Ha inchiodato i poliziotti la diffusione del terzo dei quattro video dell’arresto di Tyre Nichols, un afroamericano di 29 anni morto a gennaio, tre giorni dopo il fermo, a causa delle ferite riportate a Menphys (Tennesse). I cinque poliziotti, in questo caso afroamericani come la vittima, sono stati incriminati per una serie di reati tra cui omicidio di secondo grado, sequestro aggravato e aggressione aggravata.
Un gran giurì ha incriminato i cinque agenti coinvolti nella morte di Nichols. Sono stati accusati di omicidio e sono in custodia. Sono stati accusati di “omicidio di secondo grado, aggressione aggravata, rapimento aggravante, con conseguenti lesioni personali, rapimento aggravato che comporta il possesso di un’arma, cattiva condotta ufficiale attraverso l’esercizio non autorizzato del potere, cattiva condotta ufficiale attraverso l’omissione di agire quando vi è un dovere imposto dalla legge e dall’oppressione ufficiale”, secondo il procuratore distrettuale della contea di Shelby, Steve Mulroy.
Un’autopsia indipendente, completata da un patologo forense assunto dagli avvocati della famiglia, ha scoperto che Nichols soffriva di “un’estesa emorragia causata da un duro pestaggio”.
Nel terzo video le immagini sono quelle registrate la sera del 7 gennaio e documentano la violenza con cui i poliziotti si accaniscono su una persona inerme, disarmata, in manette.

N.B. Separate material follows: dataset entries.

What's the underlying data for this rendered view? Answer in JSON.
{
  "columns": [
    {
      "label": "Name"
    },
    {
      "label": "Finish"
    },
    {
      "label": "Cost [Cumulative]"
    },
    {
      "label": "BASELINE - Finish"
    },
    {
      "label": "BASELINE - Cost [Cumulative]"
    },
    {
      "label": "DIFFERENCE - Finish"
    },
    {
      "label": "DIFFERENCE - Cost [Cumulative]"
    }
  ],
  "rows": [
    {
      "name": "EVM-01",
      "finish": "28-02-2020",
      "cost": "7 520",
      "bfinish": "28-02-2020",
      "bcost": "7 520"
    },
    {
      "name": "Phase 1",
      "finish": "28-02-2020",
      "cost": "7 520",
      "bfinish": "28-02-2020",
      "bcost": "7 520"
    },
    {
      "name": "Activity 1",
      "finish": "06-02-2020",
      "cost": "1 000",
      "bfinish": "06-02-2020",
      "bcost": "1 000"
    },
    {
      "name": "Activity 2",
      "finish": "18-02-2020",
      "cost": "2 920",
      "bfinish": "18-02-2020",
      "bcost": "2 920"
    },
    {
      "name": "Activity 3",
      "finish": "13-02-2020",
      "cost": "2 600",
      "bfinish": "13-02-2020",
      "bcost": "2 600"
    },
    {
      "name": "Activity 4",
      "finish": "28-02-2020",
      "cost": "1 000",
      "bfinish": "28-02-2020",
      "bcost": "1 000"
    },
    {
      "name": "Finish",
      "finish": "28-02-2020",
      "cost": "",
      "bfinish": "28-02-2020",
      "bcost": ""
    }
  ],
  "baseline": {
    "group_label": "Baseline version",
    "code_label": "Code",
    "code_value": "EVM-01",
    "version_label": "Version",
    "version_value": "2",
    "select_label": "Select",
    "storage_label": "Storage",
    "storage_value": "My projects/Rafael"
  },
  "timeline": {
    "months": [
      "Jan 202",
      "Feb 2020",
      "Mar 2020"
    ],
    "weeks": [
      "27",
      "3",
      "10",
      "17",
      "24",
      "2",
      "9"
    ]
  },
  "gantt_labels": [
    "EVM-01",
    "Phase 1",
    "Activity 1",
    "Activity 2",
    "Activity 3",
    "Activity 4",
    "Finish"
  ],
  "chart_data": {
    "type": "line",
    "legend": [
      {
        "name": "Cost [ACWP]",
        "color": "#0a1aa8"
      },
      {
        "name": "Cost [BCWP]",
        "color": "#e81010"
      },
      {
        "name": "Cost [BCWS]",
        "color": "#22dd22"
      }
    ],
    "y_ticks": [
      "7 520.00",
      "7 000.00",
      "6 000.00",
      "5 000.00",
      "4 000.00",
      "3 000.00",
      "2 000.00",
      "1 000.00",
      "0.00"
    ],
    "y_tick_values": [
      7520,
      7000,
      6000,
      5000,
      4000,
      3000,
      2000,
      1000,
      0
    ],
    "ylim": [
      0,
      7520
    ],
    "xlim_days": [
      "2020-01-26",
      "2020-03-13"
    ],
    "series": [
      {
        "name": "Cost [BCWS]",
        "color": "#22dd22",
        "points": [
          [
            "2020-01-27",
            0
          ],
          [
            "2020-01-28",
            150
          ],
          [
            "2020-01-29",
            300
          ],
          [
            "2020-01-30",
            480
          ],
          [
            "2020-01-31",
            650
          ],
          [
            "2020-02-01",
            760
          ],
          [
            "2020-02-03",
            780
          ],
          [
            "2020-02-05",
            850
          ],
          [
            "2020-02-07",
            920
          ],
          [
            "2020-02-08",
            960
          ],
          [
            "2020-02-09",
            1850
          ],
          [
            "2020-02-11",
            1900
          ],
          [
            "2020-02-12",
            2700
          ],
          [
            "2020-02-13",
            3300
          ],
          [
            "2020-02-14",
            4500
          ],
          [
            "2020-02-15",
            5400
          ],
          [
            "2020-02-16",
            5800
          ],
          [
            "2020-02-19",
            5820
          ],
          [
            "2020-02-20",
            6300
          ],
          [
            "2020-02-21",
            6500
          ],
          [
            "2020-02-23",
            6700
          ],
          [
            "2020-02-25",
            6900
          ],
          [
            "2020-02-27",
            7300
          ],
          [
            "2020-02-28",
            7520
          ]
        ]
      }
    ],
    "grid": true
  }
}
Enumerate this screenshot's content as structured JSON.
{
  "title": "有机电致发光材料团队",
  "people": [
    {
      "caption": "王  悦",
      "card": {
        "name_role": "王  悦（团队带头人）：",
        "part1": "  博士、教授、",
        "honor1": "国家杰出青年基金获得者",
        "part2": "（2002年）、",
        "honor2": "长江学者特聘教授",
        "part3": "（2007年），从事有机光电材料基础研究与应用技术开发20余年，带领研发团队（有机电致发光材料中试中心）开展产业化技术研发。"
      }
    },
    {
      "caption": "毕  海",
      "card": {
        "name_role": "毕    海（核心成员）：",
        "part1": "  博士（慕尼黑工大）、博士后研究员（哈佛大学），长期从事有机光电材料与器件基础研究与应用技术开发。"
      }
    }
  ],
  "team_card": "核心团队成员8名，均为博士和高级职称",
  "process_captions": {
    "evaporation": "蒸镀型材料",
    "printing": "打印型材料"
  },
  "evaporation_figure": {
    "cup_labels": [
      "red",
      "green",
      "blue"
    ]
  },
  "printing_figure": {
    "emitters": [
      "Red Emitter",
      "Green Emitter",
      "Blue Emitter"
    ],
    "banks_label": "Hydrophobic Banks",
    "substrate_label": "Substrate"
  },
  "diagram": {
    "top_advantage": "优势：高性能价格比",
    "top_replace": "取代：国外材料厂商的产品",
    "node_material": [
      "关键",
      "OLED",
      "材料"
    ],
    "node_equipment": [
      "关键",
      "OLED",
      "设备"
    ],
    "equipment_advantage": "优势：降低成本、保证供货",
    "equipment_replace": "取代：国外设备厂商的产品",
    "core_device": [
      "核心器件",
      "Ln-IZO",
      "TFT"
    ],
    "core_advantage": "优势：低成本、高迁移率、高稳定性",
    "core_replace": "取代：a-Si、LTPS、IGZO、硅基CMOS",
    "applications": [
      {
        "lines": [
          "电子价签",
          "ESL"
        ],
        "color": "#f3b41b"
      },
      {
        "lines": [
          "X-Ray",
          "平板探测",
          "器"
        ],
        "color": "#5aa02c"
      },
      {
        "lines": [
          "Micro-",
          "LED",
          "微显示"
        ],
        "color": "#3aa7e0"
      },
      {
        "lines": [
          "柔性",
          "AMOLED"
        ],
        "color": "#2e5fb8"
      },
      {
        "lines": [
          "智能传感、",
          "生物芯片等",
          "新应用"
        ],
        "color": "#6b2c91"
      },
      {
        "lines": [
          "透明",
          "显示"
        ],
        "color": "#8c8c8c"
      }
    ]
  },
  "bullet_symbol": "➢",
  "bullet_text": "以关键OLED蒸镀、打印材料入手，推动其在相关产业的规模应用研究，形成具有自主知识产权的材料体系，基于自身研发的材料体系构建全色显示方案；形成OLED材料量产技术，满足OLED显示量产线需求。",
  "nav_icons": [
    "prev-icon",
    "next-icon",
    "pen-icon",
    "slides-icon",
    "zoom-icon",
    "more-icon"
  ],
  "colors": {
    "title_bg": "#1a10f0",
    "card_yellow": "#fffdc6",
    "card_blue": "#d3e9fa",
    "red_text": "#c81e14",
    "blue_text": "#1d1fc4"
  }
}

I primi tre video vengono delle body cam in dotazione ai poliziotti e mostrano la concitazione, il fiatone degli agenti che hanno rincorso Nichols, fermato per un’infrazione stradale. Il terzo video, in realtà, registra solo l’audio, perché la telecamera è girata verso l’interno, forse nella concitazione dell’inseguimento, forse non casualmente. Perché è quella che avrebbe potuto mostrare da vicino l’aggressione brutale, documentata invece da una telecamera di sicurezza piazzata in alto, all’incrocio della strada, di cui gli agenti potrebbero non aver avuto la consapevolezza.
Le immagini, senza audio, sono sconvolgenti. Nichols è a terra, le mani legate dietro la schiena, tenuto fermo da due poliziotti, quando a un certo punto arriva un terzo poliziotto e comincia a colpire Nichols con dei calci alla testa. L’uomo arrestato si accascia, poi viene appoggiato con la schiena sulla portiera di un’auto, in attesa dei soccorsi. Ricoverato in ospedale per gravi fratture al cranio, al collo e in altre parti del corpo, e lesioni interne, Nichols morirà tre giorni dopo, il 10 gennaio.
Nel primo video, quello che documenta lo stop per una presunta infrazione stradale, vede Nichols consegnarsi subito, dire “ok”, “va bene”, ma i poliziotti appaiono piuttosto aggressivi. Quello è il momento in cui Nichols si divincola e scappa, seminando i poliziotti, che restano lontani, con il fiatone. La famiglia chiede giustizia.
Il 3 gennaio scorso un altro afroamericano, Keenan Anderson, insegnante di liceo, era stato ucciso dai poliziotti a Los Angeles durante il fermo. Soffocato e colpito con una letale lunga scarica di Taser.
Decine di persone hanno protestato davanti alla Casa Bianca dopo la diffusione delle immagini con cartelli che chiedevano “la fine del terrore della polizia”, “giustizia per Tire Nichols” e “imprigionare i poliziotti assassini”.
Disordini sono avvenuti anche a New York, dove decine di persone si sono radunate a Times Square e un video mostra un giovane che sfonda a calci il parabrezza di un’auto della polizia e viene poi arrestato dai poliziotti.